It is at this point that I am woken by my own screaming. I switch on the light and try to control the desperate gasping for air which always seizes me after the dream. Around me stands the familiar furniture of our bedroom, and, over the bed itself, the family portraits, ikons in their high starched collars and braided coats, Hungarian Baroque and Beidermeier, my all-seeing, all-knowing ancestors. They alone are witness to the number of times I have raced down during the night to open the door to the rescuers and the ambulance; and they alone know how often I have stood there listening to the rustle of branches and the cries of prowling cats that fill the air, instead of the usual heavy rumble of the now silent streets, imagining what would happen if my struggle with the key proved in vain, and the lock failed to turn.
The portraits know everything, above all the thing I try hardest to forget. It is no dream. Once, just once in my life, not in the cerebral anaemia of sleep but in reality, a door did stand before me. That door opened. It was opened by someone who defended her solitude and impotent misery so fiercely that she would have kept that door shut though a flaming roof crackled over her head. I alone had the power to make her open that lock. In turning the key she put more trust in me than she ever did in God, and in that fateful moment I believed I was godlike — all-wise, judicious, benevolent and rational. We were both wrong: she who put her faith in me, and I who thought too well of myself.

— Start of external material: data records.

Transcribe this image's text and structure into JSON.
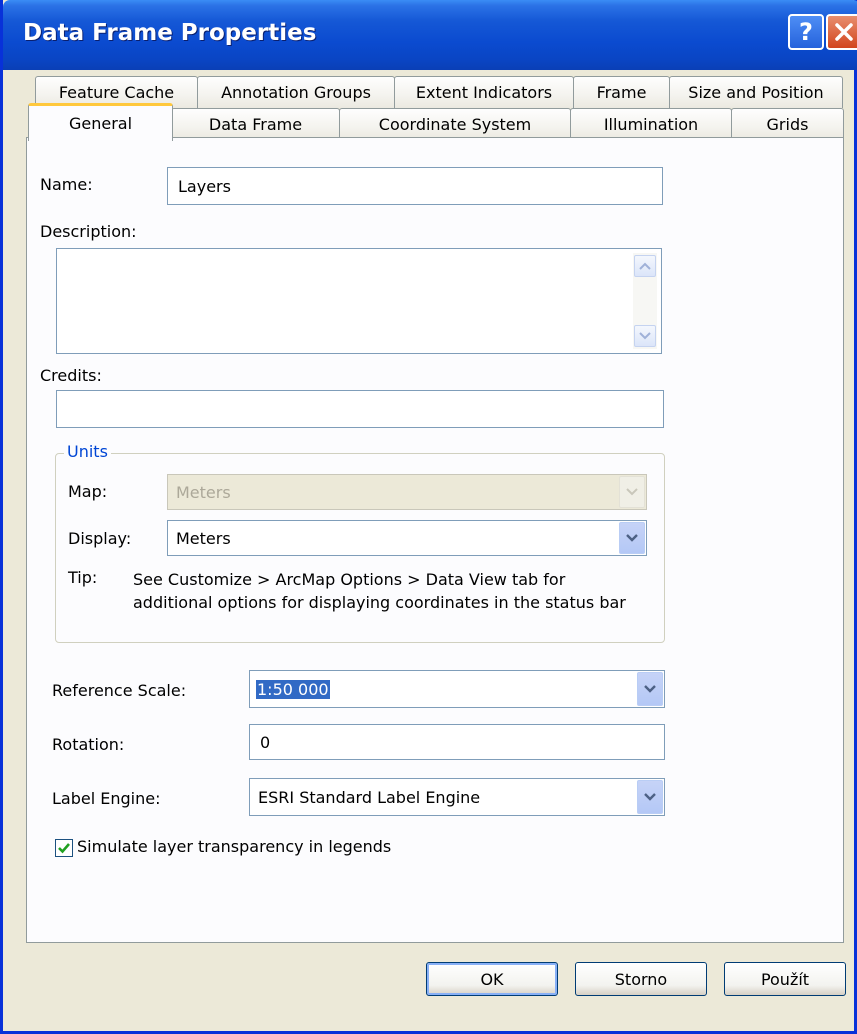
{
  "window": {
    "title": "Data Frame Properties"
  },
  "tabs_row1": [
    "Feature Cache",
    "Annotation Groups",
    "Extent Indicators",
    "Frame",
    "Size and Position"
  ],
  "tabs_row2": [
    "General",
    "Data Frame",
    "Coordinate System",
    "Illumination",
    "Grids"
  ],
  "active_tab": "General",
  "general": {
    "name_label": "Name:",
    "name_value": "Layers",
    "description_label": "Description:",
    "description_value": "",
    "credits_label": "Credits:",
    "credits_value": "",
    "units": {
      "caption": "Units",
      "map_label": "Map:",
      "map_value": "Meters",
      "display_label": "Display:",
      "display_value": "Meters",
      "tip_label": "Tip:",
      "tip_text": "See Customize > ArcMap Options > Data View tab for additional options for displaying coordinates in the status bar"
    },
    "reference_scale_label": "Reference Scale:",
    "reference_scale_value": "1:50 000",
    "rotation_label": "Rotation:",
    "rotation_value": "0",
    "label_engine_label": "Label Engine:",
    "label_engine_value": "ESRI Standard Label Engine",
    "simulate_transparency_label": "Simulate layer transparency in legends",
    "simulate_transparency_checked": true
  },
  "buttons": {
    "ok": "OK",
    "cancel": "Storno",
    "apply": "Použít"
  },
  "colors": {
    "title_bar": "#0b4bd0",
    "active_tab_accent": "#ffc83c",
    "group_caption": "#0046d5",
    "check": "#21a121"
  }
}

Now, of course, none of that matters, because what happened is beyond remedy. So let them enter my dreams, the Kindly Ones, whenever they choose, with their high-heeled emergency-service buskins and tragic-mask faces beneath their safety helmets, to stand like a chorus with double-edged swords round my bed. Every night I turn out the light to wait for them, for the bell of this nameless horror to clang in my sleeping ear, for its ringing tones to lead me towards that dream-door that never opens.

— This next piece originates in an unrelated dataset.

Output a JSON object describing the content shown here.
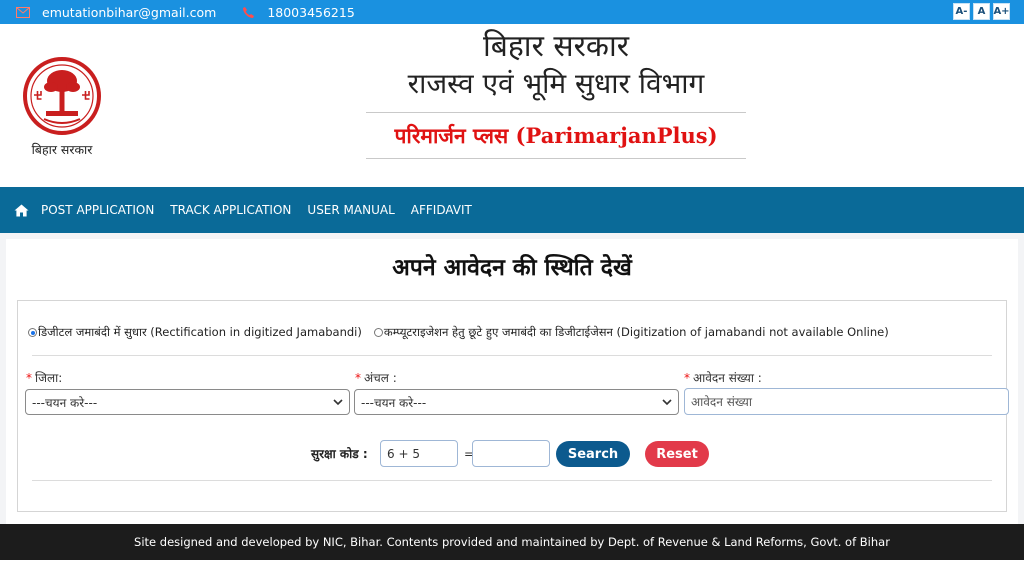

My religion has no place for the sort of personal confession where we acknowledge through the mouth of a priest that we are sinners, that we deserve damnation for breaking the Commandments in every possible way, and are then granted absolution without need for explanation or details.
I shall provide that explanation, those details.
This book is written not for God, who knows the secrets of my heart, nor for the shades of the all-seeing dead who witness both my waking life and my dreams. I write for other people. Thus far I have lived my life with courage, and I hope to die that way, bravely and without lies. But for that to be, I must speak out. I killed Emerence. The fact that I was trying to save her rather than destroy her changes nothing.
THE CONTRACT
When we first met, I very much wanted to see her face, and it troubled me that she gave me no opportunity to do so. She stood before me like a statue, very still, not stiffly to attention but rather a little defeated-looking. Of her forehead I could see almost nothing. I didn’t know then that the only time I would ever see her without a headscarf would be on her deathbed. Until that moment arrived she always went about veiled, like a devout Catholic or Jewess sitting shiva, someone whose faith forbade her from venturing too near the Lord with an uncovered head.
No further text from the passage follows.